Пока гробы вносят, Борис обращается к залу:


Два чувства дивно близки нам —

В них обретает сердце пищу —

Любовь к родному пепелищу,

Любовь к отеческим гробам.


Рассматривает ткань на платье Владимира Мономаха.

Мать честная! Вы посмотрите, как платье сохранилось… Вот раньше делали, не то что сейчас…

Дмитрий Крымов. Борис. По мотивам исторической драмы А. С. Пушкина «Борис Годунов» (сценарий)[519].

Вычеркнутая строфа

В 1903 году известный филолог-славист, профессор Санкт-Петербургского университета И. А. Шляпкин опубликовал на основании сохранившихся черновых вариантов свою реконструкцию напечатанного П. В. Анненковым в 1855 году фрагмента болдинского стихотворения Пушкина «Два чувства дивно близки нам…», тесно связанного с программными размышлениями поэта, нашедшими отражение в «Моей родословной» и других произведениях начала 1830‑х годов:

Два чувства дивно близки нам,

В них обретает сердце пищу:

Любовь к родному пепелищу,

Любовь к отеческим гробам.

На них основано от века,

По воле Бога самого,

Самостоянье человека, —

Залог величия его.

Животворящая святыня!

Земля была без них мертва;

Без них наш тесный мир – пустыня,

Душа – алтарь без божества[520].

Эта смелая и весьма сомнительная реконструкция, ставшая впоследствии чуть ли не иконическим выражением пушкинского «домашнего» патриотизма, вызвала резко отрицательный отклик П. Е. Щеголева в статье «Ненаписанные стихотворения Пушкина». В них известный пушкинист увидел «совершенное отсутствие поэзии; это – проза, и при том плохая», и заявил, что на их основе никак нельзя делать «заключения о росте национально-патриотического сознания Пушкина», которыми проникнута вся брошюра Шляпкина – профессора, отличавшегося консервативными убеждениями[521].

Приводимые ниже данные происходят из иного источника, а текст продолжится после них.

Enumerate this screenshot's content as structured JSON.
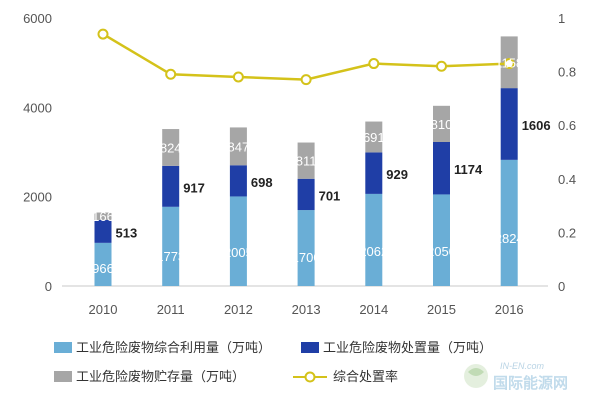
{
  "chart_data": {
    "type": "bar",
    "categories": [
      "2010",
      "2011",
      "2012",
      "2013",
      "2014",
      "2015",
      "2016"
    ],
    "series": [
      {
        "name": "工业危险废物综合利用量（万吨）",
        "values": [
          966,
          1773,
          2005,
          1700,
          2062,
          2050,
          2824
        ],
        "color": "#6aaed6"
      },
      {
        "name": "工业危险废物处置量（万吨）",
        "values": [
          513,
          917,
          698,
          701,
          929,
          1174,
          1606
        ],
        "color": "#1f3ea6"
      },
      {
        "name": "工业危险废物贮存量（万吨）",
        "values": [
          166,
          824,
          847,
          811,
          691,
          810,
          1158
        ],
        "color": "#a6a6a6"
      }
    ],
    "line_series": {
      "name": "综合处置率",
      "values": [
        0.94,
        0.79,
        0.78,
        0.77,
        0.83,
        0.82,
        0.83
      ],
      "color": "#d4c21a"
    },
    "y_left": {
      "min": 0,
      "max": 6000,
      "ticks": [
        0,
        2000,
        4000,
        6000
      ]
    },
    "y_right": {
      "min": 0,
      "max": 1,
      "ticks": [
        "0",
        "0.2",
        "0.4",
        "0.6",
        "0.8",
        "1"
      ],
      "tick_values": [
        0,
        0.2,
        0.4,
        0.6,
        0.8,
        1
      ]
    },
    "legend_position": "bottom"
  },
  "watermark": {
    "top": "IN-EN.com",
    "main": "国际能源网"
  }
}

Из восстановленных Шляпкиным стихов едва ли не наибольшей известностью пользуется вычеркнутая Пушкиным «строфа» о «самостояньи человека», причем слово «самостоянье», встречающееся всего лишь один раз в творчестве поэта, почитается исследователями и комментаторами самых разных взглядов и методологий как его собственный неологизм, введенный в русскую культуру.